Das Erlebnis vermittelten Mitglieder des Rathausvereins im Sommer 2024 bei verschiedenen Fahrten nach Gent zudem Frau Oberbürgermeisterin Sybille Keupen, Herrn Kulturdezernent Heinrich Brötz sowie einigen Vertretern des Kulturbetriebs der Stadt Aachen, die sich von der technischen Machbarkeit und Robustheit sowie vom didaktischen Wert wie auch vom Erlebniswert der Anwendung überzeugten und sich eine vergleichbare Anwendung für den Krönungssaal als großen Gewinn für alle Besucher des Aachener Rathauses vorstellen konnten. Die intuitive Zugänglichkeit, interessante Hologramme und Animationen entlang einer soliden Zeitleiste blieben bei einer als angenehm empfundenen Dauer des Aufenthaltes von ca. 40 Minuten im Gedächtnis.

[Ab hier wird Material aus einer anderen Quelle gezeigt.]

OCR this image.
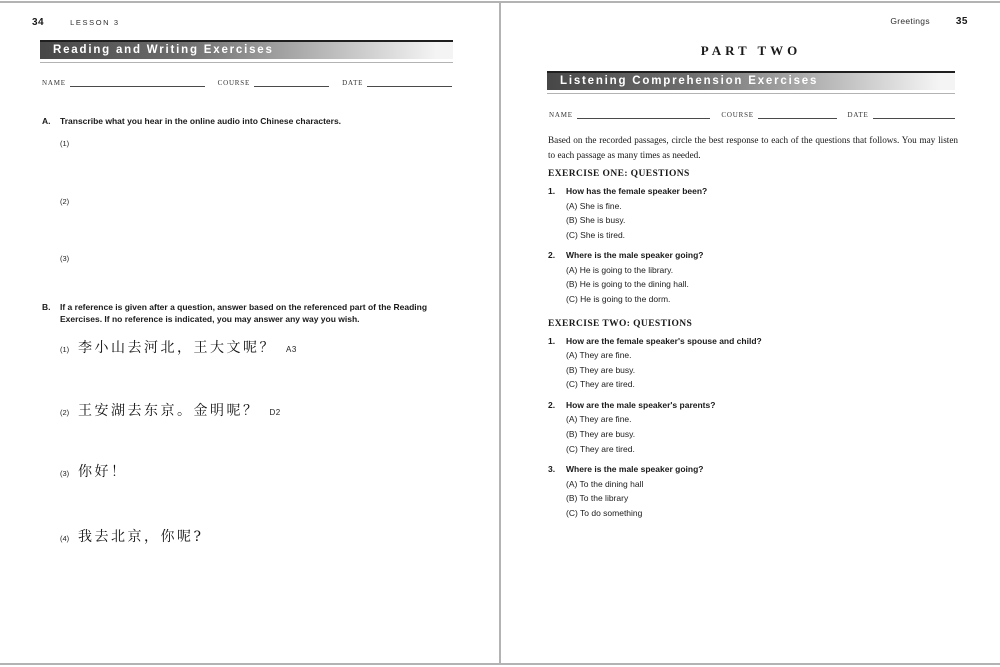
34	LESSON 3
Reading and Writing Exercises
NAME	COURSE	DATE
A.	Transcribe what you hear in the online audio into Chinese characters.
(1)
(2)
(3)
B.	If a reference is given after a question, answer based on the referenced part of the Reading Exercises. If no reference is indicated, you may answer any way you wish.
(1) 李小山去河北，王大文呢？ A3
(2) 王安湖去东京。金明呢？ D2
(3) 你好！
(4) 我去北京，你呢?
Greetings	35
PART TWO
Listening Comprehension Exercises
NAME	COURSE	DATE
Based on the recorded passages, circle the best response to each of the questions that follows. You may listen to each passage as many times as needed.
EXERCISE ONE: QUESTIONS
1.	How has the female speaker been?
(A) She is fine.
(B) She is busy.
(C) She is tired.
2.	Where is the male speaker going?
(A) He is going to the library.
(B) He is going to the dining hall.
(C) He is going to the dorm.
EXERCISE TWO: QUESTIONS
1.	How are the female speaker's spouse and child?
(A) They are fine.
(B) They are busy.
(C) They are tired.
2.	How are the male speaker's parents?
(A) They are fine.
(B) They are busy.
(C) They are tired.
3.	Where is the male speaker going?
(A) To the dining hall
(B) To the library
(C) To do something
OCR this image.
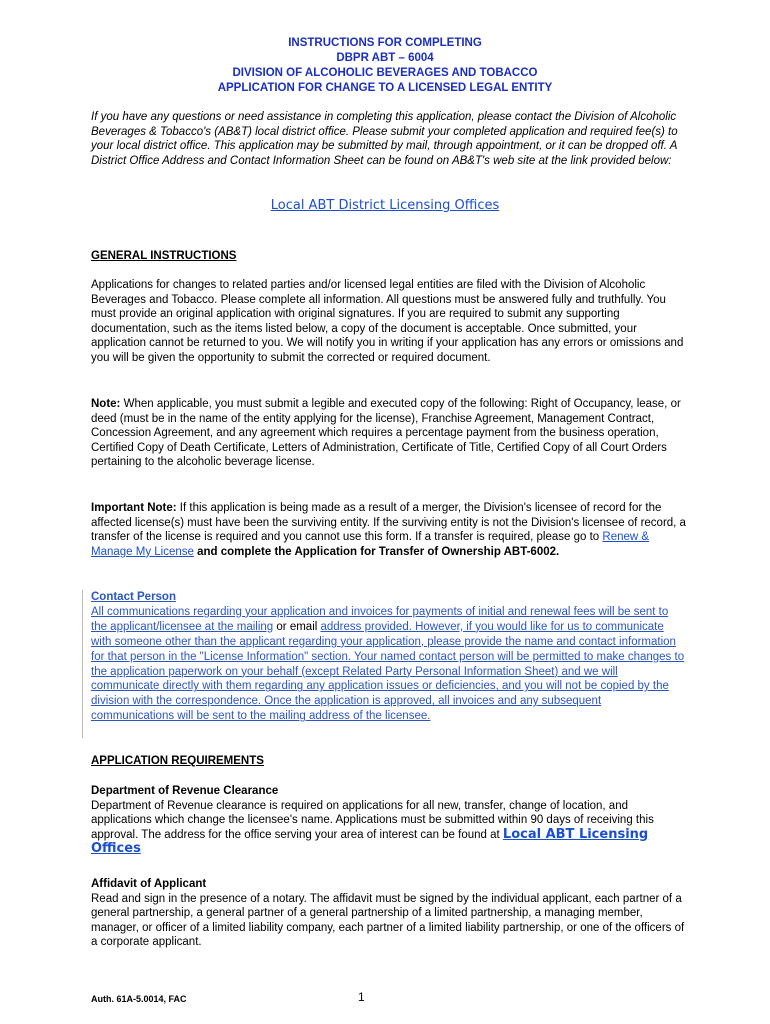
INSTRUCTIONS FOR COMPLETING
DBPR ABT – 6004
DIVISION OF ALCOHOLIC BEVERAGES AND TOBACCO
APPLICATION FOR CHANGE TO A LICENSED LEGAL ENTITY

If you have any questions or need assistance in completing this application, please contact the Division of Alcoholic Beverages & Tobacco's (AB&T) local district office. Please submit your completed application and required fee(s) to your local district office. This application may be submitted by mail, through appointment, or it can be dropped off. A District Office Address and Contact Information Sheet can be found on AB&T's web site at the link provided below:

Local ABT District Licensing Offices
GENERAL INSTRUCTIONS

Applications for changes to related parties and/or licensed legal entities are filed with the Division of Alcoholic Beverages and Tobacco. Please complete all information. All questions must be answered fully and truthfully. You must provide an original application with original signatures. If you are required to submit any supporting documentation, such as the items listed below, a copy of the document is acceptable. Once submitted, your application cannot be returned to you. We will notify you in writing if your application has any errors or omissions and you will be given the opportunity to submit the corrected or required document.

Note: When applicable, you must submit a legible and executed copy of the following: Right of Occupancy, lease, or deed (must be in the name of the entity applying for the license), Franchise Agreement, Management Contract, Concession Agreement, and any agreement which requires a percentage payment from the business operation, Certified Copy of Death Certificate, Letters of Administration, Certificate of Title, Certified Copy of all Court Orders pertaining to the alcoholic beverage license.

Important Note: If this application is being made as a result of a merger, the Division's licensee of record for the affected license(s) must have been the surviving entity. If the surviving entity is not the Division's licensee of record, a transfer of the license is required and you cannot use this form. If a transfer is required, please go to Renew & Manage My License and complete the Application for Transfer of Ownership ABT-6002.

Contact Person

All communications regarding your application and invoices for payments of initial and renewal fees will be sent to the applicant/licensee at the mailing or email address provided. However, if you would like for us to communicate with someone other than the applicant regarding your application, please provide the name and contact information for that person in the "License Information" section. Your named contact person will be permitted to make changes to the application paperwork on your behalf (except Related Party Personal Information Sheet) and we will communicate directly with them regarding any application issues or deficiencies, and you will not be copied by the division with the correspondence. Once the application is approved, all invoices and any subsequent communications will be sent to the mailing address of the licensee.

APPLICATION REQUIREMENTS
Department of Revenue Clearance

Department of Revenue clearance is required on applications for all new, transfer, change of location, and applications which change the licensee's name. Applications must be submitted within 90 days of receiving this approval. The address for the office serving your area of interest can be found at Local ABT Licensing Offices

Affidavit of Applicant

Read and sign in the presence of a notary. The affidavit must be signed by the individual applicant, each partner of a general partnership, a general partner of a general partnership of a limited partnership, a managing member, manager, or officer of a limited liability company, each partner of a limited liability partnership, or one of the officers of a corporate applicant.

Auth. 61A-5.0014, FAC	1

- Augmented Reality (AR) für den Krönungssaal
Das Aachener Rathaus ist ein Ort der europäischen Selbstvergewisserung. Besucher sehen jedoch mit Ausnahme einiger Gemälde und Fresken nur den auratischen, allerdings aus guten Gründen leeren (weil vielfach genutzten) Krönungssaal. AR-Technologie ermöglicht es, die umfangreiche Geschichte in diesen „leeren Räumen“ fesselnd darzustellen und das zu Sehende in lebendige Kontexte einzubetten (z.B. Erschließung der Rethel-Fresken).
Das Konzept basiert auf den Eindrücken aus Gent und könnte so ähnlich im Aachener Rathaus umgesetzt werden. Es sollen nicht nur Inhalte über die Geschichte Aachens und das Aachener Rathaus als Bau vermittelt werden, sondern auch die Bedeutung des Rathauses für die kommunale Selbstverwaltung und für die europäische Geschichte. Die Inhalte sollen historisch richtig, dabei unterhaltsam sowie modern und zielgruppengerecht präsentiert werden.
- Zielgruppen
„Zielgruppe“ sind sämtliche Besucher des Aachener Rathauses, das mit über 67.000 Besuchern im Jahr 2023 eine der größten Attraktionen in Aachen war. Um die im Detail sehr heterogene Zielgruppe mit Breitenwirkung zu erreichen, bedeutet das auf die einzelnen Altersgruppen bezogen:
6-13 Jahre
- Spezielle Kinderführung, Inhalte werden kindgerecht erzählt, andere Schwerpunkte gesetzt.
13-25 Jahre
- Augmented Reality als neue virtuelle Erfahrung spricht Millennials bis Generation Z an.
25-70 Jahre
- Spannende Erzählung relevanter Inhalte sowie „touristische“ Erschließung des Rathauses spricht Familien, Einzeltouristen und Aachener an.
70 plus
- Niederschwellige und intuitive Benutzerführung begeistert besonders ältere Besucher (vgl. Erfahrungen in Gent).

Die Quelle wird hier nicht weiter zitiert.